Begitu pula dengan gelap. Entah sejak kapan, aku tidak suka gelap. Khayalanku selalu membuatku berpikir bahwa aku sedang berada di dalam peti mati. Maksudku, di ruang yang sempit. Aku sesak, sampai keringat dingin. Walau tengah tertidur, aku tetap akan sadar jika tiba-tiba lampu memadam. Aku pasti tersentak bangun. Dan tak bisa tidur hingga lampu menyala. Namun, seiring berjalannya waktu aku mulai berpikir. Aku tidak boleh takut gelap. Aku coba dengan keluar malam (karena aku anti keluar malam, bagaimana jika tiba-tiba lampu padam, hah?!) untuk berjamaah sholat magrib dan isya’. Aku bersama temanku, Ria. Aku berhasil. Sejauh itu aman-aman saja, aku cukup tenang ketika berjalan di jalanan gelap. Aku membawa senter. Namun, satu hal yang membuatku lemas saat itu, pernah, ketika sedang sholat isya’ di rekaat ketiga, lampu padam. Aku hanya berusaha menenangkan diri. Haha.. lampu menyala saat kami tengah berdzikir, orang-orang melihatku dengan wajah bingung, kata mereka aku pucat.. haha. Tapi, itu semua hanya kisah masa laluku..  sekarang, saat masa SMA, aku menjadi lebih baik. Sungguh! Aku tidak sehisteris dahulu jika lampu padam. Aku menempelkan mainan yang berbentuk benda-benda langit dan dapat menyala dalam gelap di dinding kamarku. Mereka sangat indah. Pun kini aku tetap bisa terlelap walau lampu padam. Aku juga punya beberapa jadwal les di malam hari. Yang aku tahu, aku tidak mau merasa takut pada suatu hal yang bisa merugikanku, terlebih jika waktu yang kugunakan hanya untuk meratap itu bisa menjadi sangat bermanfaat.
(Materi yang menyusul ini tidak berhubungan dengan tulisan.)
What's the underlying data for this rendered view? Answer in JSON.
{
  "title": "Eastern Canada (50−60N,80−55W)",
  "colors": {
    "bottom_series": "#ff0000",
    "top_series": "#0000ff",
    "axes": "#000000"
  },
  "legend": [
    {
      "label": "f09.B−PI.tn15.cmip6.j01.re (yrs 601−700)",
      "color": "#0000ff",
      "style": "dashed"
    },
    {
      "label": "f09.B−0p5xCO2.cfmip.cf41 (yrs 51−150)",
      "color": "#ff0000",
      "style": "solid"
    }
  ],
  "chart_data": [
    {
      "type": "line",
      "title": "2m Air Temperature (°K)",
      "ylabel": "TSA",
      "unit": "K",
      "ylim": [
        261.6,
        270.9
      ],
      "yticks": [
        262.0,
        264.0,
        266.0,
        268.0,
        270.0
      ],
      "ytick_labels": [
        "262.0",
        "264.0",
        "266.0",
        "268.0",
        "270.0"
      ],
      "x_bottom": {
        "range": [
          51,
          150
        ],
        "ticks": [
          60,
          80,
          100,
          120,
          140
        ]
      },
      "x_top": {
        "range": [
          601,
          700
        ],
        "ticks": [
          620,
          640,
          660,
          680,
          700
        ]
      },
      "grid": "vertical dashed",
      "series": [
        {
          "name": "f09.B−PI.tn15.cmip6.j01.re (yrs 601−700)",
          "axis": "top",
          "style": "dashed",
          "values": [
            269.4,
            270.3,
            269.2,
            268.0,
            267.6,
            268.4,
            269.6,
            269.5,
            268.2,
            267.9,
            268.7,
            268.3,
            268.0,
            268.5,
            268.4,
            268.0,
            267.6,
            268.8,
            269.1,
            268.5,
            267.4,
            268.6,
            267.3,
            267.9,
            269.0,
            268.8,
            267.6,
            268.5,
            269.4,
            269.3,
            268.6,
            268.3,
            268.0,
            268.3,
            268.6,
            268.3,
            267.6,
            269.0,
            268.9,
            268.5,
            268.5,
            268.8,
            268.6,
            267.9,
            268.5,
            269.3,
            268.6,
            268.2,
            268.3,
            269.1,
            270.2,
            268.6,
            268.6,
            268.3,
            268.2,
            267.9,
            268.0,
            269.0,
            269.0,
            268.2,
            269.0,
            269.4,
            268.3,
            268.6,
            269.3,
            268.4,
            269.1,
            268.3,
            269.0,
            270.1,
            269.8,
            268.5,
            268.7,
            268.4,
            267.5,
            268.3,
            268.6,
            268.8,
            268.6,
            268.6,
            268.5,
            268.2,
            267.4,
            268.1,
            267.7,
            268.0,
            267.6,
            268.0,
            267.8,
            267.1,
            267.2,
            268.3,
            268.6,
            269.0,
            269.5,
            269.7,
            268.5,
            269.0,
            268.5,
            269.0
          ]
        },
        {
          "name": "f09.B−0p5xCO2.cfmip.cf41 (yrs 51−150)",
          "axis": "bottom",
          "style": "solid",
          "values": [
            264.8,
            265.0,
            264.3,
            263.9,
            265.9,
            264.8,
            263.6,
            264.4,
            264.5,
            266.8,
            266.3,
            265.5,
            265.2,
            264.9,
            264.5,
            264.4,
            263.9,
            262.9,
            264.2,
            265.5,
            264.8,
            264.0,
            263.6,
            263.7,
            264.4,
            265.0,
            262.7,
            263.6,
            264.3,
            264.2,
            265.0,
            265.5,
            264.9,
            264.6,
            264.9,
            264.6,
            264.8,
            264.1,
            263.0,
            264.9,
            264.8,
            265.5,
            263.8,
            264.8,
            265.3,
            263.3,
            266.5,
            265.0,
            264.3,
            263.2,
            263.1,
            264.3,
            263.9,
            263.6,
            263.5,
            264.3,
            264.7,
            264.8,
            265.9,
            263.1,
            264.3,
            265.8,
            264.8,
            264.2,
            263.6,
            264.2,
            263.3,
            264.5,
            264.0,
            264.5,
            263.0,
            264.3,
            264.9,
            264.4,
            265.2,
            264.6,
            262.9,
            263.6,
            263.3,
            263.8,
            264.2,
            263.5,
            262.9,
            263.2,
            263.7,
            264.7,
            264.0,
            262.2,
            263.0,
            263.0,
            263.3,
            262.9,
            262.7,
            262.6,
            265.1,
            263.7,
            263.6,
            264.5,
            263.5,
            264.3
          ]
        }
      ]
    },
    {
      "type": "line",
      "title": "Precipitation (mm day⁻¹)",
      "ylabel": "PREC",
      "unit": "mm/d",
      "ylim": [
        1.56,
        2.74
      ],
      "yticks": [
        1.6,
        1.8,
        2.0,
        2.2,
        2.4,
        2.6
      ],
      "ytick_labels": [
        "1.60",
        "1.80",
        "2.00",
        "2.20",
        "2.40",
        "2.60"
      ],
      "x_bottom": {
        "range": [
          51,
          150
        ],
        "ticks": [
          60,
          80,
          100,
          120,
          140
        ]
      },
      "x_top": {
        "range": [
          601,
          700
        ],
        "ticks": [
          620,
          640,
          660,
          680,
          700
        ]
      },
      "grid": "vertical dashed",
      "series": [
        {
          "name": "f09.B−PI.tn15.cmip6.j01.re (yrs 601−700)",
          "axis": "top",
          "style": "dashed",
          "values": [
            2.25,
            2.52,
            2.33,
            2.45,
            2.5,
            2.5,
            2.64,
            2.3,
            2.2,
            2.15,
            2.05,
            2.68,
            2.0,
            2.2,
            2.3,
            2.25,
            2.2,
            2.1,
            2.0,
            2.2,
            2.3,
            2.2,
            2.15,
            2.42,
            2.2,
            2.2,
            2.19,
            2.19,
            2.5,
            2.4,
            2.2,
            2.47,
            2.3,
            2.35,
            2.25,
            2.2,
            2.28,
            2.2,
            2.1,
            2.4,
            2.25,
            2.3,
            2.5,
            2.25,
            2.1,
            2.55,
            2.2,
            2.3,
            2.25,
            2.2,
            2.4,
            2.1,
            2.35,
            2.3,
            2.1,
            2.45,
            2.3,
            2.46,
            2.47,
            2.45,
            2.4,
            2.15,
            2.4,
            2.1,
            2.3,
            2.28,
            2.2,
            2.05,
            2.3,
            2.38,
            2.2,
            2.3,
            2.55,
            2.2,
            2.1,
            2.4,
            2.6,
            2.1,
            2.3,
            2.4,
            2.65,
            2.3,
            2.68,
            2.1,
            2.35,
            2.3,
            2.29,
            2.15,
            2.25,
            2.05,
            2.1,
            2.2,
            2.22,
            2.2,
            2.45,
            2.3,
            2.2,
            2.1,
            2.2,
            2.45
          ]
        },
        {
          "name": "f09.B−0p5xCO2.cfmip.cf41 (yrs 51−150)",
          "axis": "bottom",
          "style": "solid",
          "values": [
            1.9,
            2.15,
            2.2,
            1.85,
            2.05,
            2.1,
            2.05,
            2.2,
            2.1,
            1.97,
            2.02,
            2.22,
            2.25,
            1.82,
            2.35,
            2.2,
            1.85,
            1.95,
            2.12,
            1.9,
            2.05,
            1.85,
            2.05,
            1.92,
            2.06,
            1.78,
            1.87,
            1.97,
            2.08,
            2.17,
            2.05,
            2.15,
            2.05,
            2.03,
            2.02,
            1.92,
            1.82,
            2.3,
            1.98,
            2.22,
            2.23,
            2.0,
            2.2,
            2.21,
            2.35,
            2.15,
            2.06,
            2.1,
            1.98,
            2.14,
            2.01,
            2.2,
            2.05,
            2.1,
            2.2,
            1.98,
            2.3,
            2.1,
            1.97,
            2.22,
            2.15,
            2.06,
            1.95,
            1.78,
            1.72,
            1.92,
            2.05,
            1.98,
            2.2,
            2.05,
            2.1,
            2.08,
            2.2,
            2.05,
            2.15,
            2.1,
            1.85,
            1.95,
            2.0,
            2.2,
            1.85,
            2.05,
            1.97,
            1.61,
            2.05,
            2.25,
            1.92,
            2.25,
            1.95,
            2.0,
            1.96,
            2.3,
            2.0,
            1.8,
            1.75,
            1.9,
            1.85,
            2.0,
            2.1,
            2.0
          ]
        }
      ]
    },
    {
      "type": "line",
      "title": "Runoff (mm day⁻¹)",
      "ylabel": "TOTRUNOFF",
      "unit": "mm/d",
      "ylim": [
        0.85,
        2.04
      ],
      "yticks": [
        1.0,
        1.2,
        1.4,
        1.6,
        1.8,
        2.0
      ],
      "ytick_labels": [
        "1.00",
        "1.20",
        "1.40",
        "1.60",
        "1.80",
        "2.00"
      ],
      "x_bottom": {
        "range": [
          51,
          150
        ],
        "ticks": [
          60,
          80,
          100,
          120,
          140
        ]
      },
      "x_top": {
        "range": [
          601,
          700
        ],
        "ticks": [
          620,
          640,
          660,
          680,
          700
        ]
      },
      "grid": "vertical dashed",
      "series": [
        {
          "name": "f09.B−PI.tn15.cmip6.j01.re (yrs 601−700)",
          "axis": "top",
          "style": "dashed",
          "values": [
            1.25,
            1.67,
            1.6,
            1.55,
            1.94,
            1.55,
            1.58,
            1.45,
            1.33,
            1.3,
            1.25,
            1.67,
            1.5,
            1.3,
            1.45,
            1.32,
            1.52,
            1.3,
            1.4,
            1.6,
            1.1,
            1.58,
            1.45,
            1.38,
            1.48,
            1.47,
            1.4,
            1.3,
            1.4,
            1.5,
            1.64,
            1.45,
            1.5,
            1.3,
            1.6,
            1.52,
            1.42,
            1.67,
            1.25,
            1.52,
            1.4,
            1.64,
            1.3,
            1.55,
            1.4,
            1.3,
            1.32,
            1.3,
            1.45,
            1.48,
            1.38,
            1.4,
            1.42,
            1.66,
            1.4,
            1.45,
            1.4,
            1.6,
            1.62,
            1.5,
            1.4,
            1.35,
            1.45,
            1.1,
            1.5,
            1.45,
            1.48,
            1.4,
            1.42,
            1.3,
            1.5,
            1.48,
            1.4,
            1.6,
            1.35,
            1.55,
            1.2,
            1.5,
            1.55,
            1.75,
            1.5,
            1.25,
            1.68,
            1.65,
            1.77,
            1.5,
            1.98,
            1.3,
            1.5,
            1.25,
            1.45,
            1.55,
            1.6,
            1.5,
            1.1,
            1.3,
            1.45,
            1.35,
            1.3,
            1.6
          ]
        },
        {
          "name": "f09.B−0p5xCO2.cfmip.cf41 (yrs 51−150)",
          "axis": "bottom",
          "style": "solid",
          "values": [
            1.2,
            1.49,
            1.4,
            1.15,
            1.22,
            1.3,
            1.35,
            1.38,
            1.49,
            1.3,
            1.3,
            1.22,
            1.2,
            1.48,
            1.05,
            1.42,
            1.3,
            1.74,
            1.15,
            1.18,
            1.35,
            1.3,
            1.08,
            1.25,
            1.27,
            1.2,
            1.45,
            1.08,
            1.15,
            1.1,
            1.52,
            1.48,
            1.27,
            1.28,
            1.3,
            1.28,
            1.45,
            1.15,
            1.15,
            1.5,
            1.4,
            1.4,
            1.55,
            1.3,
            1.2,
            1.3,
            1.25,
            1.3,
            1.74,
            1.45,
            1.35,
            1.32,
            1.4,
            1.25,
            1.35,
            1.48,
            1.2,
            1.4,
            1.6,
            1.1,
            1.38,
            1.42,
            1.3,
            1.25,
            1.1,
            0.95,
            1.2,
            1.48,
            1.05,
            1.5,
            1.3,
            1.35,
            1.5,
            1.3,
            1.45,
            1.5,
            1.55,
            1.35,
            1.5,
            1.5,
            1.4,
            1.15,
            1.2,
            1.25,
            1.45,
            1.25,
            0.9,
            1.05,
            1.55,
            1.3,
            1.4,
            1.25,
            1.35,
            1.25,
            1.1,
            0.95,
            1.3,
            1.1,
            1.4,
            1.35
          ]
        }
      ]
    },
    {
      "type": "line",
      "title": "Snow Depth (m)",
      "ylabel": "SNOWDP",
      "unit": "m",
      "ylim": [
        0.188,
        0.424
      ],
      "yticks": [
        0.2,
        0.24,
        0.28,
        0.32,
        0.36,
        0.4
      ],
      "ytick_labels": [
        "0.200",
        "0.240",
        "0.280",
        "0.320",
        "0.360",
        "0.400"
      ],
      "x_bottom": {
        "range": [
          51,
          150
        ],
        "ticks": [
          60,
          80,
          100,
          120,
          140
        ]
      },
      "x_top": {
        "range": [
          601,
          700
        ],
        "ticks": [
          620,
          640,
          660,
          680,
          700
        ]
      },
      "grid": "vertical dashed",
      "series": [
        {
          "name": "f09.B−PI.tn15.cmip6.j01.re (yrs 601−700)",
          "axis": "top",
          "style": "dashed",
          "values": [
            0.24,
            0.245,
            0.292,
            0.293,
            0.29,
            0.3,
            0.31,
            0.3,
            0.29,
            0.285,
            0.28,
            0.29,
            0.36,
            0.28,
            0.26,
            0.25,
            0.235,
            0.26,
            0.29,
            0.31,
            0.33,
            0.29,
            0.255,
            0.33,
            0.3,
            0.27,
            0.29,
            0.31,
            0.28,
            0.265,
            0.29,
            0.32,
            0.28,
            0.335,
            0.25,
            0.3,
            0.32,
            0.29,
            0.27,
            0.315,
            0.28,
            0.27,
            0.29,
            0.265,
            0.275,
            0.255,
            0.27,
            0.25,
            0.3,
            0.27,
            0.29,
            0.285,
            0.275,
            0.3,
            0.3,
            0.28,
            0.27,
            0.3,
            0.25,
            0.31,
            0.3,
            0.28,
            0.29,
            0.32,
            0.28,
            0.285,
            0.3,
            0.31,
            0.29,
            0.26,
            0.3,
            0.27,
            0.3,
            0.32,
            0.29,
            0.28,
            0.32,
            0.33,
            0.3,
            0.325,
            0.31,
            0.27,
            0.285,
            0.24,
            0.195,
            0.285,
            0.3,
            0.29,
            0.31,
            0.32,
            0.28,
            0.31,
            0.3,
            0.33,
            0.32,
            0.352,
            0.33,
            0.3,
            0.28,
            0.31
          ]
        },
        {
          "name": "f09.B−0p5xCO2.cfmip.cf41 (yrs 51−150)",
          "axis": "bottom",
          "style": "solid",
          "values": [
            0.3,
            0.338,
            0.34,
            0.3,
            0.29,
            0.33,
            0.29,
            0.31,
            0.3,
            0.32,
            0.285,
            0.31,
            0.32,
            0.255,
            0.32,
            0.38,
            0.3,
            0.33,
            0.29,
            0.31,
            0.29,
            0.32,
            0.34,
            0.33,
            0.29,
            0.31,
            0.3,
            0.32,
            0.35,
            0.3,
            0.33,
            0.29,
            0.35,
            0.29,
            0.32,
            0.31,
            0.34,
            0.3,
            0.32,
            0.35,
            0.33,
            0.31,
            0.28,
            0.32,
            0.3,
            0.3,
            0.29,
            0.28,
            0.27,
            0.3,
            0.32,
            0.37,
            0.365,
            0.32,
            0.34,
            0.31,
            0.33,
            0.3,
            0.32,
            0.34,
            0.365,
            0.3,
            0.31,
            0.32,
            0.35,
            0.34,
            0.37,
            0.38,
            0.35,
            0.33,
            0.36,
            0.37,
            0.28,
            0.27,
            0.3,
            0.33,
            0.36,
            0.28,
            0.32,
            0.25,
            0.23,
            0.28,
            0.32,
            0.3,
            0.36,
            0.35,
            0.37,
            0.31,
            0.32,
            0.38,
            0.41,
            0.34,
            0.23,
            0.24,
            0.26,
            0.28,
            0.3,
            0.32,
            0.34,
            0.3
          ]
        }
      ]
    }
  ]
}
Dan, imajinasi yang terlalu luas kadang membawaku berpikir konyol. Aku sempat  berpikir, mungkin saja facebook dan twitter itu merupakan aplikasi internet yang memang dirancang untuk menghibur penggunanya. Yaa, sengaja dirancang untuk ngefollow, retwit, komen, ngelike, chatting, atau apalah. Untuk meraup keuntungan. Haha, tapi aku hanya tertawa dengan pemikiran itu. Karena teman-teman dan keluargaku sudah pasti bukan aplikasi kan?
#lho

Huft.. tentang apa yang selalu ku pikirkan, aku rasa memang selalu berbeda dengan mereka. Aku ingat dulu, saat pertama kali mengenal handphone, adalah hal yang tidak bisa diterima otakku atas seseorang yang dapat berbicara melalui tempat yang berjauhan. Udara? Apa perantaranya adalah udara? Maka aku meloncat-loncat saat itu.. berusaha menangkap udara. Mengibasibaskan tanganku di dekat handphone itu. Aku benar-benar bingung! Bagaimana bisa?? Sesuatu yang tak terlihat berada pada hal yang tak tergenggam. Aku pusing! Terlebih, orang-orang disekitarku tak memikirkannya. Maksudku, mereka tidak peduli tentang bagaimana hal itu bisa terjadi. Ketika ku tanya, mereka hanya tertawa. Huh. Aku harus menemukan jawabannya sendiri saat itu.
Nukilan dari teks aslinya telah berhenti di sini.